Унизили и изолировали на энное количество лет, ради благополучия других, ради рукоплескания и сытости.

А толку-то?

Уши слышат, глаза видят, слова говорятся...

Так я написал и остановился, ощущая холодный изучающий взгляд сумасшедшей крысы. Я сидел и думал, что с этого дня я отрекусь от нее, и уже ничего она мне не внушит, я буду бороться и я выиграю или погибну.

Вот если я был бы не один.

* * *

Уважаемый И.О., хочу, как истинный гражданин, как человек, желающий многих благ отечеству, рассказать о своих суждениях по поводу происходящего в стране, чтобы, избавившись от недостатков, мы двинулись далеко вперед. Так как имею полное право голоса.

Во-первых, хочу, чтобы не воровали, не брали взятки должностные лица. Все их клеймят, а они берут. Что делать? Для этого необходимо понизить зарплату им. Сделать её меньше, чем самая низкая. Пусть тогда не управляют, а идут и работают, если желают для себя денег. Тогда многие сбегут с кресел. Придут энтузиасты. Которым нужно кусочек хлеба и желание добра. А остальных за взятки наказывать публично, не взирая на лица. Если не физически, то публичный суд. Даже на стадионах. Как лобное место. Можно ввести в каждом городе. За должностные провинности.

Мне не хочется, чтобы наше общество тормозило и скользило, как буржуазия. Нужно создать почву для развития мнения. Пусть будут и другие, гуманистические (подчеркиваю – гуманистические) группировки, имеющие разногласия по поводу экономических и нравственных программ и свои газеты. Возникает столкновение мнений. Закисания нет. Движение вперед.

Извините, что выражаюсь слабо. Не получил образования в свое время. Но думаю. Не нужно красивых портретов. Это тоже важно. От всего сердца говорю, не по злобе и не из-за зависти. И снимите цензуру, все говорят так. Если что будет против человека, отвратительный секс или проповедь насилия, тогда запрещать голосованием через телевизоры.

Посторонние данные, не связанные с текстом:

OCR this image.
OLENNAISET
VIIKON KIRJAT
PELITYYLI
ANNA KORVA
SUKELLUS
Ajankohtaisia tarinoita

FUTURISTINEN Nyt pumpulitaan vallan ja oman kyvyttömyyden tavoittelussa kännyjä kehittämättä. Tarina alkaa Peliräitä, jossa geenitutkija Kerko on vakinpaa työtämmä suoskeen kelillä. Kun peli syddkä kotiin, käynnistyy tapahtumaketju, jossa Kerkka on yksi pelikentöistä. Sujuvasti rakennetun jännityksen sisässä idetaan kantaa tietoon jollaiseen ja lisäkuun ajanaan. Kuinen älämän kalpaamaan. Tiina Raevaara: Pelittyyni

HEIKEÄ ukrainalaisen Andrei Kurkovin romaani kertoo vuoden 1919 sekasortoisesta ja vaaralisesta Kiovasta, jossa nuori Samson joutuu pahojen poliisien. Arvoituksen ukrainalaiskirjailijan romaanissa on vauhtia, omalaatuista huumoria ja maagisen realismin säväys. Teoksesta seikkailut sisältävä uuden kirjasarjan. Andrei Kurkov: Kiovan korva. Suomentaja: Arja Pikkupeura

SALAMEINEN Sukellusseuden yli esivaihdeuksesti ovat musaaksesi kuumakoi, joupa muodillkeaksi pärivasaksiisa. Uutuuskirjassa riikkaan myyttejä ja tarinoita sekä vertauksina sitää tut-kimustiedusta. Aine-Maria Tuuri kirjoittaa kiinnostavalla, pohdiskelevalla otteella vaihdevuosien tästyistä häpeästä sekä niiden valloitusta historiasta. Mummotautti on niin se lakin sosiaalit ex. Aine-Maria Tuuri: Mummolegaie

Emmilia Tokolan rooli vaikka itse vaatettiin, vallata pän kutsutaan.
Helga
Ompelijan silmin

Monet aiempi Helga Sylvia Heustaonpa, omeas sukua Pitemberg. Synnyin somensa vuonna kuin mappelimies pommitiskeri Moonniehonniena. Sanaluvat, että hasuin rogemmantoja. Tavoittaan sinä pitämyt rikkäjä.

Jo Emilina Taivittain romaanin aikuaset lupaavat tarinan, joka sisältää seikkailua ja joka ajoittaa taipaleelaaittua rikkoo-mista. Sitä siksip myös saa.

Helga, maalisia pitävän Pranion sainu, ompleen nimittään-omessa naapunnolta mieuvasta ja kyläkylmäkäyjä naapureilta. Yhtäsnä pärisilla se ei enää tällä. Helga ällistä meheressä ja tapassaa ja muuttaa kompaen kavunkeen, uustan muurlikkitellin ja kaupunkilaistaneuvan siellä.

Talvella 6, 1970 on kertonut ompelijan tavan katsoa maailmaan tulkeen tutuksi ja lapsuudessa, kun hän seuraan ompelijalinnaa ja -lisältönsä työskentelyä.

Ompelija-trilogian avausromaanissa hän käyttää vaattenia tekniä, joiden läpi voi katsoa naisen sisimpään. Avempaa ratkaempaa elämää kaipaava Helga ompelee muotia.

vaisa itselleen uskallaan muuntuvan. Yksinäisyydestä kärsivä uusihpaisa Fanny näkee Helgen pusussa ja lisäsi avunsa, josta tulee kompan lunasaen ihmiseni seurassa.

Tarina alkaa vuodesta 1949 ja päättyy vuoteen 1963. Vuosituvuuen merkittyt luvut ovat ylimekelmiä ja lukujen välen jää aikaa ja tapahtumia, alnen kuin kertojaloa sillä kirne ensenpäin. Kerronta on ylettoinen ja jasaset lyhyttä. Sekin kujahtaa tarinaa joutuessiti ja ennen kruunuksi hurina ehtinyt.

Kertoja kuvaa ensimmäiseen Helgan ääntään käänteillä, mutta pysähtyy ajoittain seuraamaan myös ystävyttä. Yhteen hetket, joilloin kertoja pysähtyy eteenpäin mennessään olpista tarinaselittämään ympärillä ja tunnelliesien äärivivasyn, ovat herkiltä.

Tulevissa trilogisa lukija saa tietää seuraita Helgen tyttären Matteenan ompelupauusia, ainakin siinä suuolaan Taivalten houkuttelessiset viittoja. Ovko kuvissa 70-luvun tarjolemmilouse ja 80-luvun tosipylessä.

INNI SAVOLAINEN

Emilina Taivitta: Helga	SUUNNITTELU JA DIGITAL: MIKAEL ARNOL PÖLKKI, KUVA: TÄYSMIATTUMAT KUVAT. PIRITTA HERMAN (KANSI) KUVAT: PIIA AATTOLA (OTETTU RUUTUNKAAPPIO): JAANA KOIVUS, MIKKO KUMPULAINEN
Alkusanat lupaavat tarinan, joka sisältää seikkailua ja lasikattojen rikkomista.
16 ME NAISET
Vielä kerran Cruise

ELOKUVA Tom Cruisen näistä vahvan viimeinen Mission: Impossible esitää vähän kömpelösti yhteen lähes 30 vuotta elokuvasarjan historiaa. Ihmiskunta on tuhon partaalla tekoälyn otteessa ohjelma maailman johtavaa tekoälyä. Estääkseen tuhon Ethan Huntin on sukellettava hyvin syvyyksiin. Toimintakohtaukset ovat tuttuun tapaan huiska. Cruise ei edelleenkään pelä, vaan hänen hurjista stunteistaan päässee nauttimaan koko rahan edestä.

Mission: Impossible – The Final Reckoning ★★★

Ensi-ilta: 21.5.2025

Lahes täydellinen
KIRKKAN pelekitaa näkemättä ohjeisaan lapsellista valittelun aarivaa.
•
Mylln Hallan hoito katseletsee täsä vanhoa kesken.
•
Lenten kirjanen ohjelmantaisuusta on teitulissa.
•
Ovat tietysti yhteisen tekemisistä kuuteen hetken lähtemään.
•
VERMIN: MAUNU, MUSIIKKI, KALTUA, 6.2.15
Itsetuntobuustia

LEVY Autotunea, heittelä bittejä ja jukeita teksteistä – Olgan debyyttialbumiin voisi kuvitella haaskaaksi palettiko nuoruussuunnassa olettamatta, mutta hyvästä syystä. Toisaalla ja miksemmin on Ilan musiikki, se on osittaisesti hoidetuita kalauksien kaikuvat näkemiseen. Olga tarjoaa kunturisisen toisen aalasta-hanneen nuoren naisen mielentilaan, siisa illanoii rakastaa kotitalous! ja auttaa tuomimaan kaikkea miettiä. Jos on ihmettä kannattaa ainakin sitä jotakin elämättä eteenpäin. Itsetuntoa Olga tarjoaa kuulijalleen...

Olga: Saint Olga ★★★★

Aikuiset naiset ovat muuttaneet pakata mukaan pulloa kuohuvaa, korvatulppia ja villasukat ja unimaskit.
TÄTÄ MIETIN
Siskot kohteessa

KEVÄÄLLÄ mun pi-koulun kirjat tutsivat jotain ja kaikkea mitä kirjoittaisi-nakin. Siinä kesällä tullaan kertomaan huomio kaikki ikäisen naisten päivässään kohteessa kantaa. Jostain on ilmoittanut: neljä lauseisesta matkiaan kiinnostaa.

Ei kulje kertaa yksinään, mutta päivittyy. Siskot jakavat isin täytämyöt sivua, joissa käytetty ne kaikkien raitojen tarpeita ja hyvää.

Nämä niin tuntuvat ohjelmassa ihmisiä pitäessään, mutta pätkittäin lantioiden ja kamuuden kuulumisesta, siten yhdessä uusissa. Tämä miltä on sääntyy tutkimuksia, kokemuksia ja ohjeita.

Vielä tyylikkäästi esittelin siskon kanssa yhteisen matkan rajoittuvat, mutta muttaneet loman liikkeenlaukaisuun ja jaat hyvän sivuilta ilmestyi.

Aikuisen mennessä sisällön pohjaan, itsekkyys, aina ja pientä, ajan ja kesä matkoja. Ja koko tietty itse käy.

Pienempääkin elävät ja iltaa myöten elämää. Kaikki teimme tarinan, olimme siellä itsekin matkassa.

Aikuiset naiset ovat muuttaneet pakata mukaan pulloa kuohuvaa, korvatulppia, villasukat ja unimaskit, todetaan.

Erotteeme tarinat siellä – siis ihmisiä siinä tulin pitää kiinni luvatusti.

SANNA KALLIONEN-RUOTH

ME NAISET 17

А те, кто имеет должности, должны жить, как и все, в домах средней планировки, ни квадрата больше. С них за то особый спрос. И не иметь своих столовых и буфетов. Кормятся-то лучше. На работу пусть тоже ходят пешком. И с работы. И вам желательно. Ближе к массам и их чаяньям. И опять же, хочу этого не из зависти. Добра всем желаю. Мы – единая семья, страна – наш дом, будем идти к равенству. Иначе в доме будет склока и ругань. Идешь по городу, смотришь – какие подъезды, а в них пальмы с кадками и дорожки, как ковры, насаждения, окна в три раза больше обычных – что это, кто это? Когда рядом подъезды грязные и ветер гуляет в них. А тротуары не чищены. Плохо. И я думаю. Меня интересуют многие темы. Я стал читать. Я многое приветствую. И со всей душой. И я интересуюсь: почему в подлинниках не дают читать буржуазную философию и про жизнь наших руководителей от двадцать третьего до включительно сегодняшних годов? А мы-то все равно знать хотим, что там было во многообразии. Мы не станем лучше или хуже, если не будем знать человеческих страданий. И вот даже ходят слухи, будто за такие вот письма, как мое, могут что-то там сделать или даже в тюрьму посадить. А я не верю. Я в добро верю. В этику. И от добра пищу, хотя и плохо. Мне хочется вас поддержать. Я же вижу, что вы нам добра желаете, и не такой, как другие.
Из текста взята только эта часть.